Sam (crookedly displayed above), was one such.
We had been in this house for about 3 months (John, Mitzy our tortoiseshell cat) and I, when one frosty November morning I saw a large thin tabby 'stealing' a potato peeling from the pit in the rough ground full of builder's rubble which was then our back garden.
I knew at some s tage I'd be starting a compost pit and had thrown out all vegetable peelings from day one.
The tabby jumped the chain-link fence into the rough field at the back and began to gnaw ravenously at the scrap of peeling.
I called to him to try to give him something more palatable, but he fled.

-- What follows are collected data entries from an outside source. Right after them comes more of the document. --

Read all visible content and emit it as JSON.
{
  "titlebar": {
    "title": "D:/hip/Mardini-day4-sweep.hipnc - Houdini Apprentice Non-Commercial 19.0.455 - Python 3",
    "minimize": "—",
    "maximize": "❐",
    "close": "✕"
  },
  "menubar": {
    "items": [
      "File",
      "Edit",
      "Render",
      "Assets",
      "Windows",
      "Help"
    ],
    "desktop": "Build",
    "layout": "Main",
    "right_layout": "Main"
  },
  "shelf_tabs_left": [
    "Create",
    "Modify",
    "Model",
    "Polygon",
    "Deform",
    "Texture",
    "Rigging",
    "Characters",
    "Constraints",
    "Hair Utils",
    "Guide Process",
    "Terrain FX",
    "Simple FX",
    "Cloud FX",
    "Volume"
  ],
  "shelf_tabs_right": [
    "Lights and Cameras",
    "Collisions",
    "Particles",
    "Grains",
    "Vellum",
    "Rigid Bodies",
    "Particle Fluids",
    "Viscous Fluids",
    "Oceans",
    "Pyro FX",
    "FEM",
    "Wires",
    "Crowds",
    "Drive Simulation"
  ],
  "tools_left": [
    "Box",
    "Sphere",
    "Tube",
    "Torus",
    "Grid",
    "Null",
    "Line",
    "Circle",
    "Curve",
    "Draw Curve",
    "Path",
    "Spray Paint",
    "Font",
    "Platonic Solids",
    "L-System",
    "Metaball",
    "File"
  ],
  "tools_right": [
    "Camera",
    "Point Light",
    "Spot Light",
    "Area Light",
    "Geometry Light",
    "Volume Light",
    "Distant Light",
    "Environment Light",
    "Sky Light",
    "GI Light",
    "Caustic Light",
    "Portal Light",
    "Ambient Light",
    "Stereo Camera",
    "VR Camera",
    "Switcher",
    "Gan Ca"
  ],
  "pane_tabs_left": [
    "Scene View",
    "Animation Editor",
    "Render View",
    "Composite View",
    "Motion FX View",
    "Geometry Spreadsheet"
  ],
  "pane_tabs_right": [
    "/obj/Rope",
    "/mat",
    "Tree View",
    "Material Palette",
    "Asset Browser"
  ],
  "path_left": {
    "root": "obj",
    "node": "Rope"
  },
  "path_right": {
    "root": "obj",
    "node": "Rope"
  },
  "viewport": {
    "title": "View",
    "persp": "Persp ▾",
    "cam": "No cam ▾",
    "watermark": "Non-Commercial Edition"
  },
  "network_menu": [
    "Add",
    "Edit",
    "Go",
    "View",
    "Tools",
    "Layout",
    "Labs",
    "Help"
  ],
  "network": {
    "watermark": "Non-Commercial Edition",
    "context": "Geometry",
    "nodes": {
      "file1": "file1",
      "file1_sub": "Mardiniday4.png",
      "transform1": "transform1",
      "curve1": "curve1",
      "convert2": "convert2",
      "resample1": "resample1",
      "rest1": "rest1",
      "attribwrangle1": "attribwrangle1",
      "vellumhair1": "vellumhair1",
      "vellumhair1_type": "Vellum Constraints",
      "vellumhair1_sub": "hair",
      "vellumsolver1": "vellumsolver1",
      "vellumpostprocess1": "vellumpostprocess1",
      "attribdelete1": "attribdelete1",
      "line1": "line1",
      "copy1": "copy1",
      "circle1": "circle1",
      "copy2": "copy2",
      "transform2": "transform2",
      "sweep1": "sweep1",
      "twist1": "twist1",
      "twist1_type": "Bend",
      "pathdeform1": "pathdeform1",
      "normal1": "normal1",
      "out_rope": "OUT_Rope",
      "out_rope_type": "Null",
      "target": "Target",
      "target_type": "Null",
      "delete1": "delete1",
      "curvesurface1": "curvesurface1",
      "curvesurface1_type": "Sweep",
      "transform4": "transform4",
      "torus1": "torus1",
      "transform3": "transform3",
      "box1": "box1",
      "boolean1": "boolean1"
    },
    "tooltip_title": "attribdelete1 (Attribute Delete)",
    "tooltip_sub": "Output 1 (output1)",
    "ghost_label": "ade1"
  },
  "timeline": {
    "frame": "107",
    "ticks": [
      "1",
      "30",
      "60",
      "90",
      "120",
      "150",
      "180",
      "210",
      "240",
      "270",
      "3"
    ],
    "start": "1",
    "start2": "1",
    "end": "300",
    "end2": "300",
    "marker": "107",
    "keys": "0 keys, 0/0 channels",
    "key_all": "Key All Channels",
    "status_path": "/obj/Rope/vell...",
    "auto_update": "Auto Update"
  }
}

The next morning, before leaving for work I put a bowl of milk and a handfull of dry biscuits outside the back door, which, when we returned some 13 hours later was gone.
This went on for about a month, and gradually he became less nervous and would eat the food we put out as long as we went nowhere near him.
Every day I moved the food nearer and nearer to the back door and began slowly to leave the door ajar.
He would eat very fast and run if we made a move so one day I put the food and milk in its usual place and stood beside it without moving. He advanced very slowly and very bravely began to eat, but with his ears back, ready to leap away.
This went on for a week, then one day, while he was eating I bent very cautiously and touched the top of his head. He flattened almost to ground level so I stood up and he went on eating. I did it again, and this time he just stopped for a minute then continued to eat.
The next day, I stroked his head with one finger and after the initial stiffening he relaxed and let me stroke him.
The weather was getting colder and John suggested we put a cardboard box outside and cover it with PVC.
This we did and put a bit of old carpet in the bottom and with the box on its side left it overnight. In the morning, it had snowed, and all that was visible of the tabby was one gigantic paw, a nose and his whiskers poking out of the box.
In time this was replaced by an old bedside cabinet converted into a kennel-like house, covered in PVC and carpet lined facing in to the house to keep out the weather..
Sam, as we now called him slept in that for the whole of that first Winter.
When, after many months he bacame handleable we took him to the vet, had him checked over and neutered.
We were told he was young, about three years old, and fairly healthy apart from the inevitable fleas and malnourishment.
Within twelve months, apart from the odd spat with Mitzy, he was a fully paid-up member of the family a simply massive, totally beautifull and very affectionate cat who lived with us for 14 years before finally succumbing to kidney failure.
Mitzy survived him by two years.
Our lovely lovely feral Sam left a vast tabby hole in our lives when he said his last goodbye.
Never be put off by the idea that feral cat's are untameable. It takes time, patience and a lot of love but it is so very worth the effort.